Le contrat de cession entre les sociétés B et C contenait une clause compromissoire par laquelle « tout différend qui naîtra de l’interprétation, de l’exécution, de l’inexécution ou des suites ou conséquences du présent contrat et qui n’aurait pas été résolu à l’amiable sera soumis à l’arbitrage ».

 

Assignée par son ancien gérant en remboursement de son compte courant,  la société A lui a opposé la clause compromissoire stipulée au contrat. Pour l’ancien gérant, le principe de l’effet relatif des conventions ne permet pas à la société de se prévaloir de cette clause.

 

La Cour d’appel de Paris n’est pas de cet avis et a accueilli favorablement l’exception d’incompétence soulevée par la société.

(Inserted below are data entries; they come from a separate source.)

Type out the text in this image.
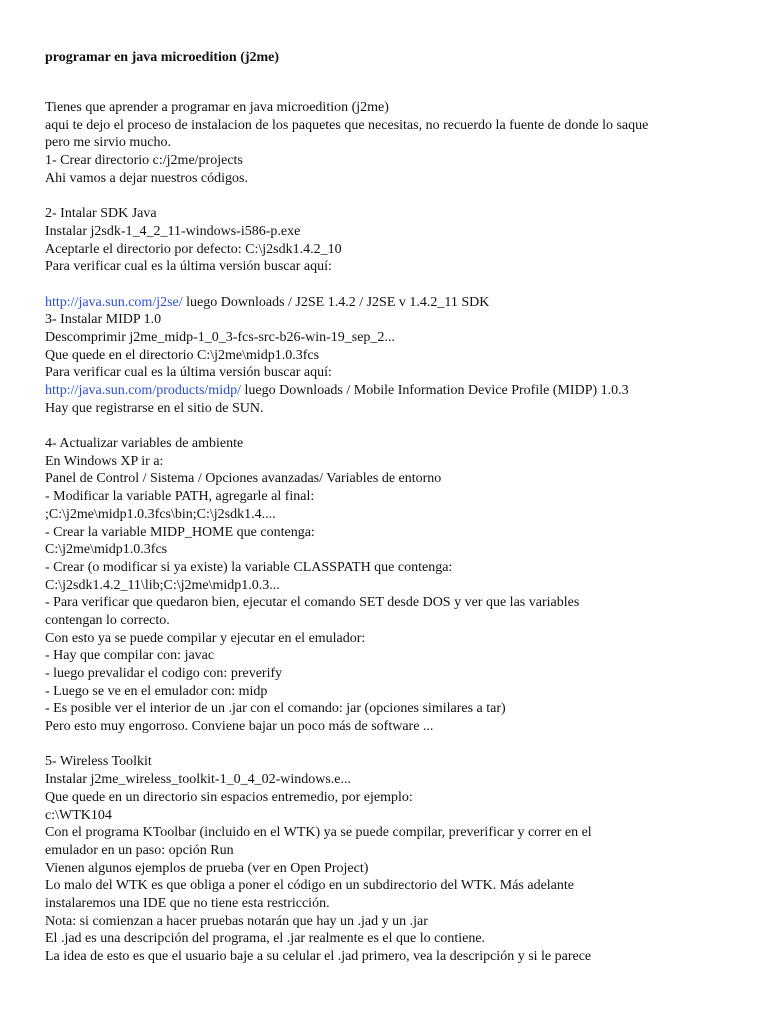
programar en java microedition (j2me)
Tienes que aprender a programar en java microedition (j2me)
aqui te dejo el proceso de instalacion de los paquetes que necesitas, no recuerdo la fuente de donde lo saque
pero me sirvio mucho.
1- Crear directorio c:/j2me/projects
Ahi vamos a dejar nuestros códigos.
2- Intalar SDK Java
Instalar j2sdk-1_4_2_11-windows-i586-p.exe
Aceptarle el directorio por defecto: C:\j2sdk1.4.2_10
Para verificar cual es la última versión buscar aquí:
http://java.sun.com/j2se/ luego Downloads / J2SE 1.4.2 / J2SE v 1.4.2_11 SDK
3- Instalar MIDP 1.0
Descomprimir j2me_midp-1_0_3-fcs-src-b26-win-19_sep_2...
Que quede en el directorio C:\j2me\midp1.0.3fcs
Para verificar cual es la última versión buscar aquí:
http://java.sun.com/products/midp/ luego Downloads / Mobile Information Device Profile (MIDP) 1.0.3
Hay que registrarse en el sitio de SUN.
4- Actualizar variables de ambiente
En Windows XP ir a:
Panel de Control / Sistema / Opciones avanzadas/ Variables de entorno
- Modificar la variable PATH, agregarle al final:
;C:\j2me\midp1.0.3fcs\bin;C:\j2sdk1.4....
- Crear la variable MIDP_HOME que contenga:
C:\j2me\midp1.0.3fcs
- Crear (o modificar si ya existe) la variable CLASSPATH que contenga:
C:\j2sdk1.4.2_11\lib;C:\j2me\midp1.0.3...
- Para verificar que quedaron bien, ejecutar el comando SET desde DOS y ver que las variables
contengan lo correcto.
Con esto ya se puede compilar y ejecutar en el emulador:
- Hay que compilar con: javac
- luego prevalidar el codigo con: preverify
- Luego se ve en el emulador con: midp
- Es posible ver el interior de un .jar con el comando: jar (opciones similares a tar)
Pero esto muy engorroso. Conviene bajar un poco más de software ...
5- Wireless Toolkit
Instalar j2me_wireless_toolkit-1_0_4_02-windows.e...
Que quede en un directorio sin espacios entremedio, por ejemplo:
c:\WTK104
Con el programa KToolbar (incluido en el WTK) ya se puede compilar, preverificar y correr en el
emulador en un paso: opción Run
Vienen algunos ejemplos de prueba (ver en Open Project)
Lo malo del WTK es que obliga a poner el código en un subdirectorio del WTK. Más adelante
instalaremos una IDE que no tiene esta restricción.
Nota: si comienzan a hacer pruebas notarán que hay un .jad y un .jar
El .jad es una descripción del programa, el .jar realmente es el que lo contiene.
La idea de esto es que el usuario baje a su celular el .jad primero, vea la descripción y si le parece
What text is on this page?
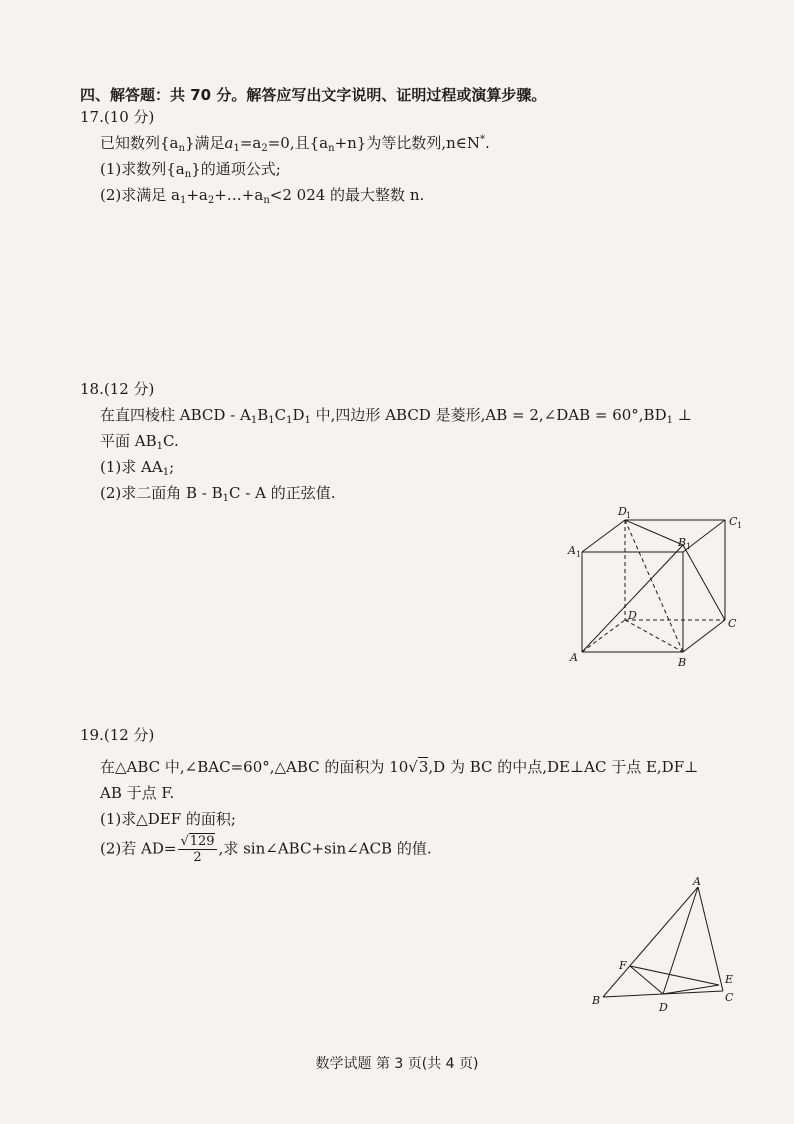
四、解答题：共 70 分。解答应写出文字说明、证明过程或演算步骤。
17.(10 分)
已知数列$\{a_n\}$满足$a_1=a_2=0$,且$\{a_n+n\}$为等比数列,n∈N*.
(1)求数列$\{a_n\}$的通项公式;
(2)求满足 $a_1+a_2+\dots+a_n<2$ 024 的最大整数 n.
18.(12 分)
在直四棱柱 ABCD - $A_1B_1C_1D_1$ 中,四边形 ABCD 是菱形,AB = 2,∠DAB = $60^\circ,BD_1$ ⊥
平面 $AB_1C$.
(1)求 $AA_1$;
(2)求二面角 B - $B_1C$ - A 的正弦值.
D 1	C 1
A 1
B 1
D
C
A	B
19.(12 分)
在△ABC 中,∠BAC=60°,△ABC 的面积为 10√3,D 为 BC 的中点,DE⊥AC 于点 E,DF⊥
AB 于点 F.
(1)求△DEF 的面积;
(2)若 $AD= \frac{√129}{2}$ ,求 sin∠ABC+sin∠ACB 的值.
A
B	C
D
E
F
数学试题 第 3 页(共 4 页)
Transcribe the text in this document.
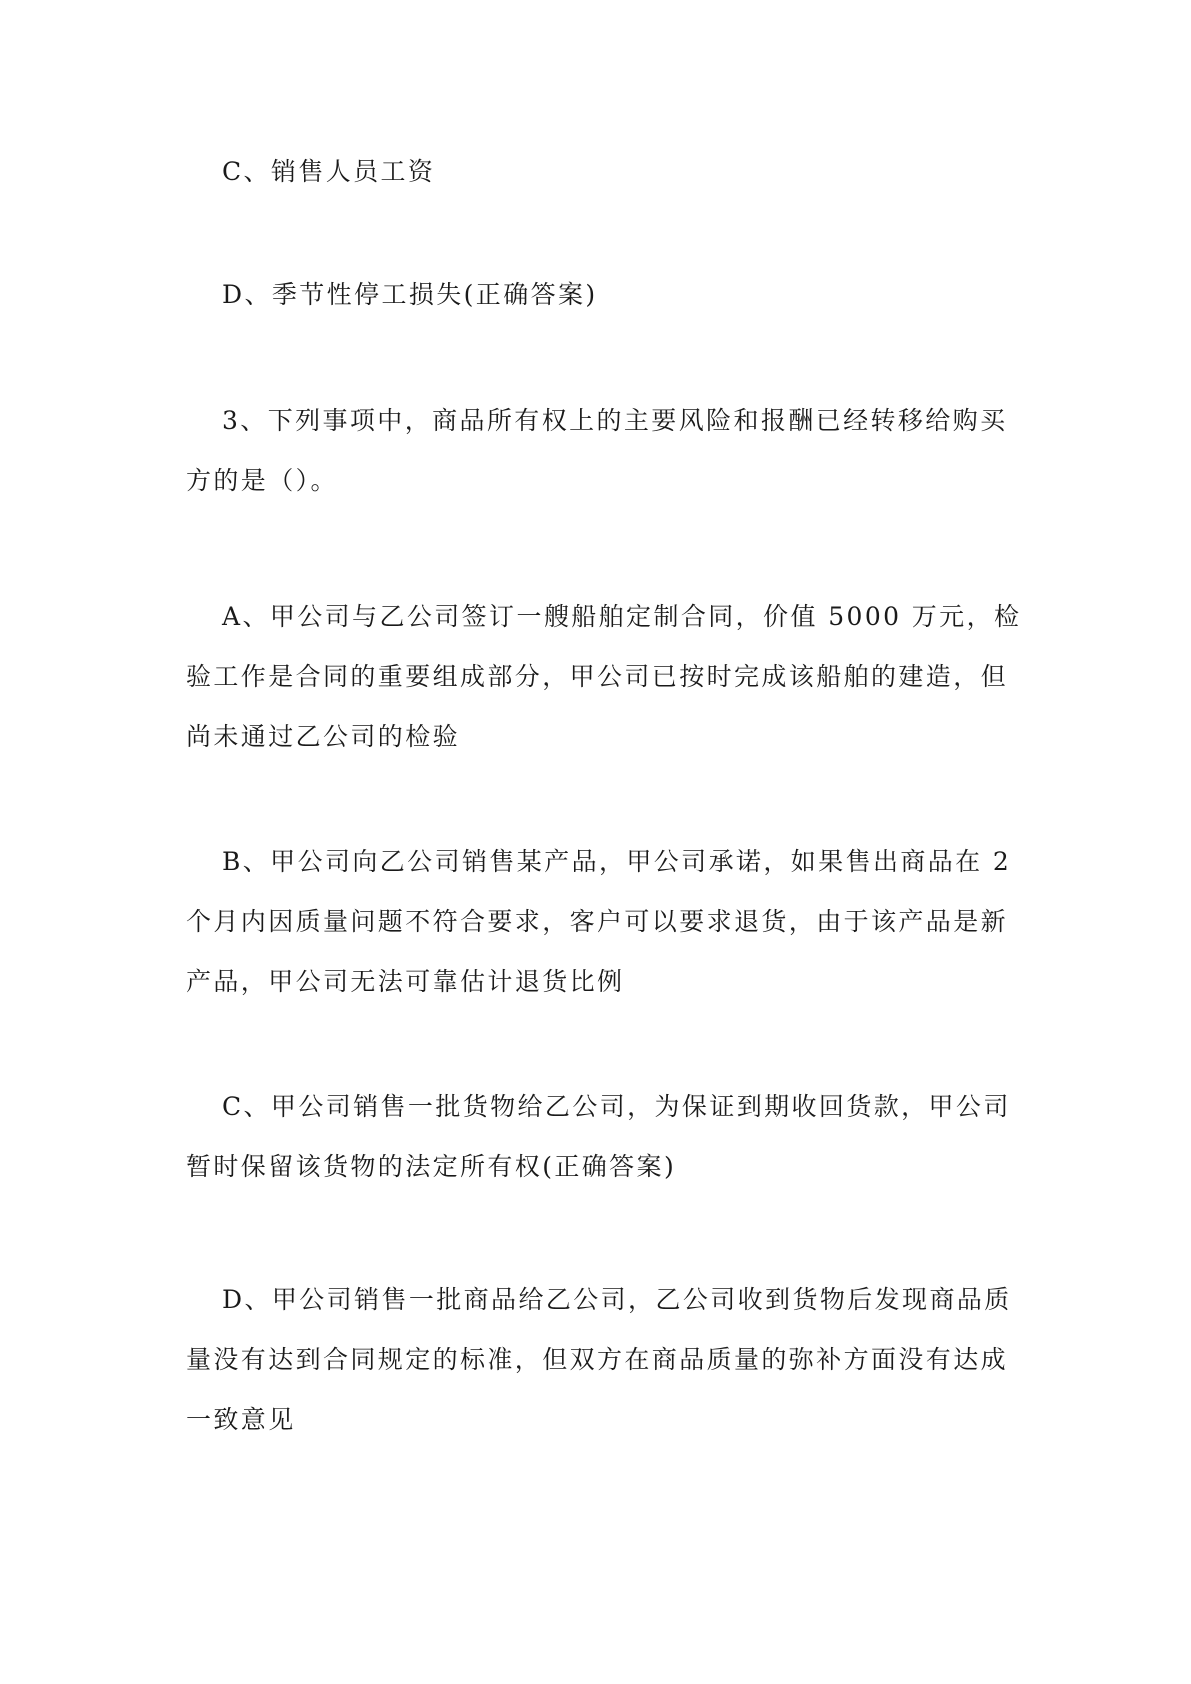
C、销售人员工资

D、季节性停工损失(正确答案)

3、下列事项中，商品所有权上的主要风险和报酬已经转移给购买
方的是（）。

A、甲公司与乙公司签订一艘船舶定制合同，价值 5000 万元，检
验工作是合同的重要组成部分，甲公司已按时完成该船舶的建造，但
尚未通过乙公司的检验

B、甲公司向乙公司销售某产品，甲公司承诺，如果售出商品在 2
个月内因质量问题不符合要求，客户可以要求退货，由于该产品是新
产品，甲公司无法可靠估计退货比例

C、甲公司销售一批货物给乙公司，为保证到期收回货款，甲公司
暂时保留该货物的法定所有权(正确答案)

D、甲公司销售一批商品给乙公司，乙公司收到货物后发现商品质
量没有达到合同规定的标准，但双方在商品质量的弥补方面没有达成
一致意见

Les juges du fond ont d’abord relevé que l’ancien gérant était partie à la convention de cession d’action entre la société B et C sous la dénomination « déclarant ».  Ensuite, les juges ont relevé que la société A n’était pas partie à la convention mais, dès lors que le contrat porte sur l’acquisition des parts de cette société, cette dernière est l’objet du  contrat, ce qui lui permet de se prévaloir de ses dispositions.

 

En conséquence, dès lors que la demande de remboursement du compte courant entrait dans le cadre du contrat de cession, l’application de la clause compromissoire était de droit.

 

Cette position est approuvée par la Cour de cassation, qui confirme que la clause compromissoire n’était pas manifestement inapplicable.